Oh, God, she had forgotten about Ùna and Seamus. She could not let the pirates get their hands on poor Ùna. Glynis picked up her skirts and ran out of the keep, hoping to find them in the stables. Arrows fell around her as she ran across the bailey yard.

Seamus saw her coming and stood in the open doorway to the stable, waving her inside. Fortunately, Ùna was right behind him.

“Ye must come with me out the back,” Glynis said, grabbing Seamus’s hand. “Now hurry!”

The small door that led to the fields was hanging open. As they ran toward it, Glynis looked up and saw men fighting on top of the wall.

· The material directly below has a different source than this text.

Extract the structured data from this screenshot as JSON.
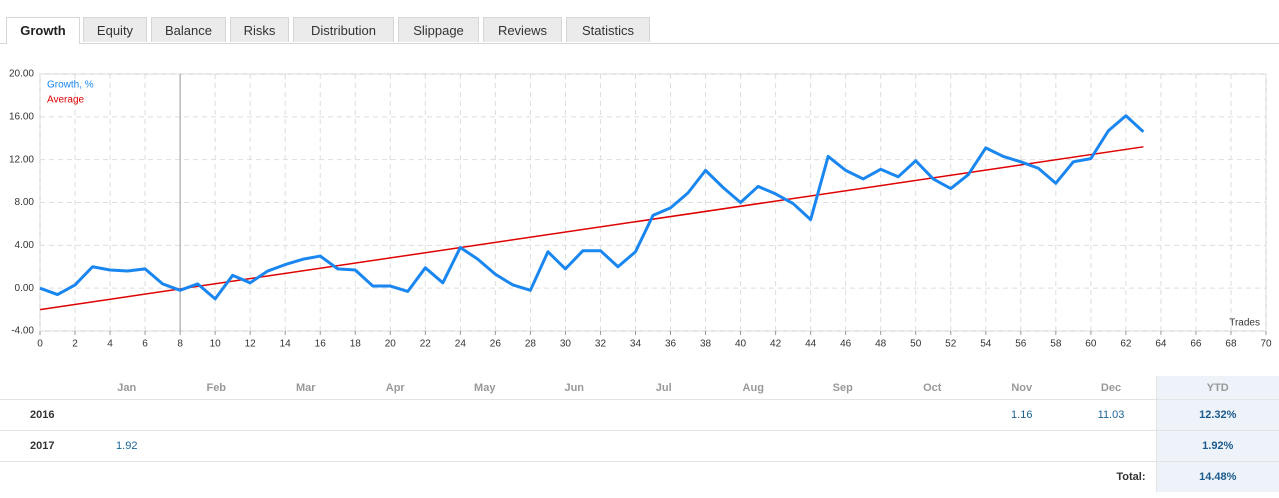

She shoved Ùna and Seamus out ahead of her and screamed at them, “Run as fast as ye can and hide!”

When Glynis ducked through the doorway behind them, she saw the women and children she’d sent out earlier scattered over the hills running for their lives. But one woman had turned around and was running back toward the castle.

By the saints, it was Bessie! Glynis ran out to meet her in the field. When she reached Bessie, they were both gasping for air.

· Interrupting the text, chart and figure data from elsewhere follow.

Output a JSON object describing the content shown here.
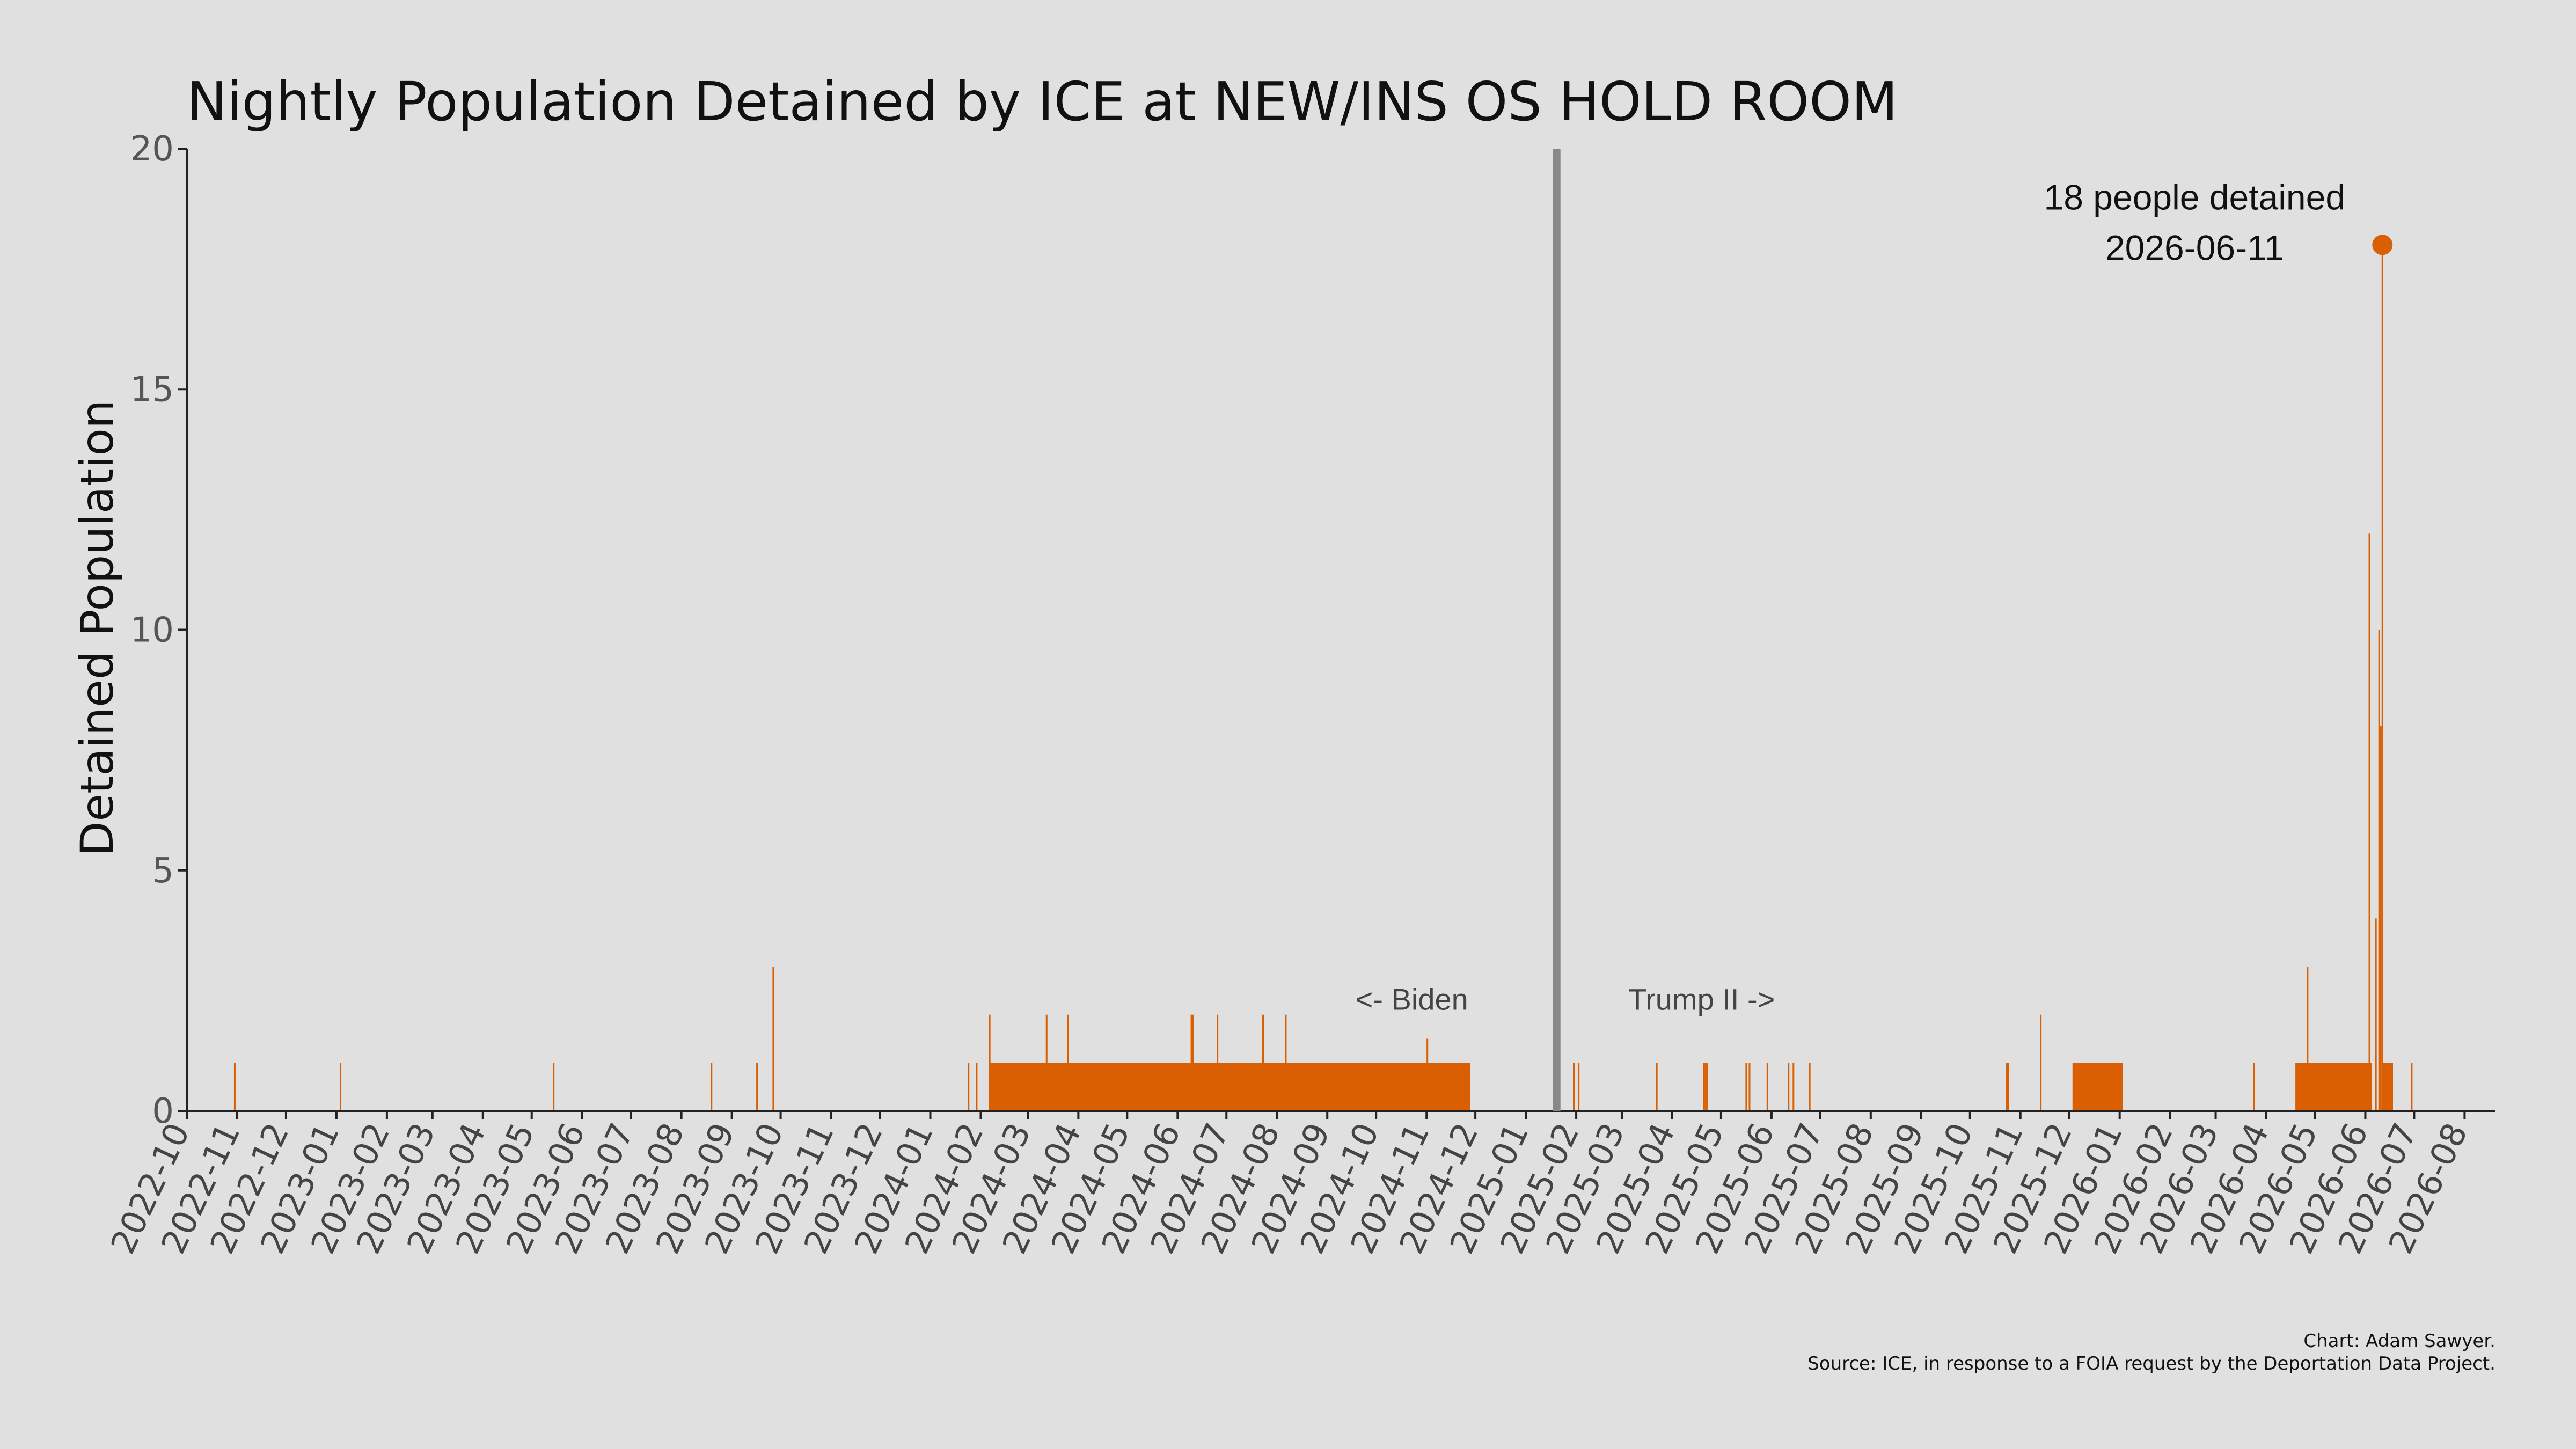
{
  "chart_data": {
    "type": "bar",
    "title": "Nightly Population Detained by ICE at NEW/INS OS HOLD ROOM",
    "xlabel": "",
    "ylabel": "Detained Population",
    "x_start": "2022-10-01",
    "x_end": "2026-08-20",
    "ylim": [
      0,
      20
    ],
    "yticks": [
      0,
      5,
      10,
      15,
      20
    ],
    "xticks": [
      "2022-10",
      "2022-11",
      "2022-12",
      "2023-01",
      "2023-02",
      "2023-03",
      "2023-04",
      "2023-05",
      "2023-06",
      "2023-07",
      "2023-08",
      "2023-09",
      "2023-10",
      "2023-11",
      "2023-12",
      "2024-01",
      "2024-02",
      "2024-03",
      "2024-04",
      "2024-05",
      "2024-06",
      "2024-07",
      "2024-08",
      "2024-09",
      "2024-10",
      "2024-11",
      "2024-12",
      "2025-01",
      "2025-02",
      "2025-03",
      "2025-04",
      "2025-05",
      "2025-06",
      "2025-07",
      "2025-08",
      "2025-09",
      "2025-10",
      "2025-11",
      "2025-12",
      "2026-01",
      "2026-02",
      "2026-03",
      "2026-04",
      "2026-05",
      "2026-06",
      "2026-07",
      "2026-08"
    ],
    "grid": false,
    "bar_color": "#d95f02",
    "series": [
      {
        "spans": [
          {
            "start": "2024-02-06",
            "end": "2024-11-27",
            "value": 1
          },
          {
            "start": "2025-12-03",
            "end": "2026-01-02",
            "value": 1
          },
          {
            "start": "2026-04-19",
            "end": "2026-06-04",
            "value": 1
          },
          {
            "start": "2026-06-12",
            "end": "2026-06-17",
            "value": 1
          }
        ],
        "points": [
          {
            "date": "2022-10-30",
            "value": 1
          },
          {
            "date": "2023-01-03",
            "value": 1
          },
          {
            "date": "2023-05-14",
            "value": 1
          },
          {
            "date": "2023-08-19",
            "value": 1
          },
          {
            "date": "2023-09-16",
            "value": 1
          },
          {
            "date": "2023-09-26",
            "value": 3
          },
          {
            "date": "2024-01-24",
            "value": 1
          },
          {
            "date": "2024-01-29",
            "value": 1
          },
          {
            "date": "2024-02-06",
            "value": 2
          },
          {
            "date": "2024-03-12",
            "value": 2
          },
          {
            "date": "2024-03-25",
            "value": 2
          },
          {
            "date": "2024-06-09",
            "value": 2
          },
          {
            "date": "2024-06-10",
            "value": 2
          },
          {
            "date": "2024-06-25",
            "value": 2
          },
          {
            "date": "2024-07-23",
            "value": 2
          },
          {
            "date": "2024-08-06",
            "value": 2
          },
          {
            "date": "2024-11-01",
            "value": 1.5
          },
          {
            "date": "2025-01-30",
            "value": 1
          },
          {
            "date": "2025-02-02",
            "value": 1
          },
          {
            "date": "2025-03-22",
            "value": 1
          },
          {
            "date": "2025-04-20",
            "value": 1
          },
          {
            "date": "2025-04-21",
            "value": 1
          },
          {
            "date": "2025-04-22",
            "value": 1
          },
          {
            "date": "2025-05-16",
            "value": 1
          },
          {
            "date": "2025-05-18",
            "value": 1
          },
          {
            "date": "2025-05-29",
            "value": 1
          },
          {
            "date": "2025-06-11",
            "value": 1
          },
          {
            "date": "2025-06-14",
            "value": 1
          },
          {
            "date": "2025-06-24",
            "value": 1
          },
          {
            "date": "2025-10-23",
            "value": 1
          },
          {
            "date": "2025-10-24",
            "value": 1
          },
          {
            "date": "2025-11-13",
            "value": 2
          },
          {
            "date": "2026-03-24",
            "value": 1
          },
          {
            "date": "2026-04-26",
            "value": 3
          },
          {
            "date": "2026-06-03",
            "value": 12
          },
          {
            "date": "2026-06-07",
            "value": 4
          },
          {
            "date": "2026-06-09",
            "value": 10
          },
          {
            "date": "2026-06-10",
            "value": 8
          },
          {
            "date": "2026-06-11",
            "value": 18
          },
          {
            "date": "2026-06-29",
            "value": 1
          }
        ]
      }
    ],
    "divider_date": "2025-01-20",
    "divider_color": "#888888",
    "era_labels": {
      "left": "<- Biden",
      "right": "Trump II ->"
    },
    "peak": {
      "date": "2026-06-11",
      "value": 18,
      "label_line1": "18 people detained",
      "label_line2": "2026-06-11"
    },
    "credits": {
      "line1": "Chart: Adam Sawyer.",
      "line2": "Source: ICE, in response to a FOIA request by the Deportation Data Project."
    }
  }
}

“Sorcha isn’t with ye?” Bessie asked.

“I sent her with you.” Fear ran down Glynis’s limbs. “What happened?”

“I’m so sorry, mistress,” Bessie said, tears rolling down her cheeks. “I was taking the other women, like ye told me to, but Sorcha wanted to come with you. I thought ye were just upstairs, and she couldn’t miss ye. But after I came out, I started to worry, so I watched for ye.”

“I’ll find her,” Glynis said. When Bessie hesitated, Glynis pushed her. “I can’t be worrying about you as well, so go!”

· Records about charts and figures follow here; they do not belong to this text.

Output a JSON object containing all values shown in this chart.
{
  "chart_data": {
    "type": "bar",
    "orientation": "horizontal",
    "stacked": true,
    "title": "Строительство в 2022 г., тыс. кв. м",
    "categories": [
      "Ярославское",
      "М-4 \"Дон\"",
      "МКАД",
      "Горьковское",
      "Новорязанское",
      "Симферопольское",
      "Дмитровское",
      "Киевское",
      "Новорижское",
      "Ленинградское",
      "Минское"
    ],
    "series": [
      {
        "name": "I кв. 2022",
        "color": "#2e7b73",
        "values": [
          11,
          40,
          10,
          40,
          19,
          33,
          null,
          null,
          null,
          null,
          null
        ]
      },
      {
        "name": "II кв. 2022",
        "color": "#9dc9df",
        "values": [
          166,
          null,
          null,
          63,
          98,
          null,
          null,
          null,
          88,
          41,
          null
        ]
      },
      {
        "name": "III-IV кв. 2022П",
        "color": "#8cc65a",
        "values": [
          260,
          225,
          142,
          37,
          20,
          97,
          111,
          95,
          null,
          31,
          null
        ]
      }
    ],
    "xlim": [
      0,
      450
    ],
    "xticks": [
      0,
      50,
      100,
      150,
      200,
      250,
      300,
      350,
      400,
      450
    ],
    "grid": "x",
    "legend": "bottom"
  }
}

When Glynis reentered the castle, she was met by the sounds of battle—the clank of swords on the top of the walls and the steady pounding of a battering ram reverberating against the front gate. Bang, bang, bang.

“Sorcha, Sorcha!” she called, as she ran through the keep, pausing to look behind doors and under benches and tables.

Where was the child? God, please, I must find her.

Glynis ran up the stairs. If Sorcha was hiding somewhere else in the castle, Glynis was losing precious time. The shouts of men fighting came in through the windows as she ran by them. The sounds were far too close—some of the attackers must have made it over the wall and into the castle yard.

“Sorcha! It’s me, Glynis,” she called out, as she searched the bedchamber she shared with Alex. She snatched her dirk from the side table, then dropped to her knees to look under the bed. Sorcha was not there. Time was running out. As she got up, her gaze fell on the chest at the bottom of the bed.

She rushed to it and threw open the lid—and saw Sorcha’s shining head of hair. Her daughter was tucked into a ball with her head down, and she was shaking violently.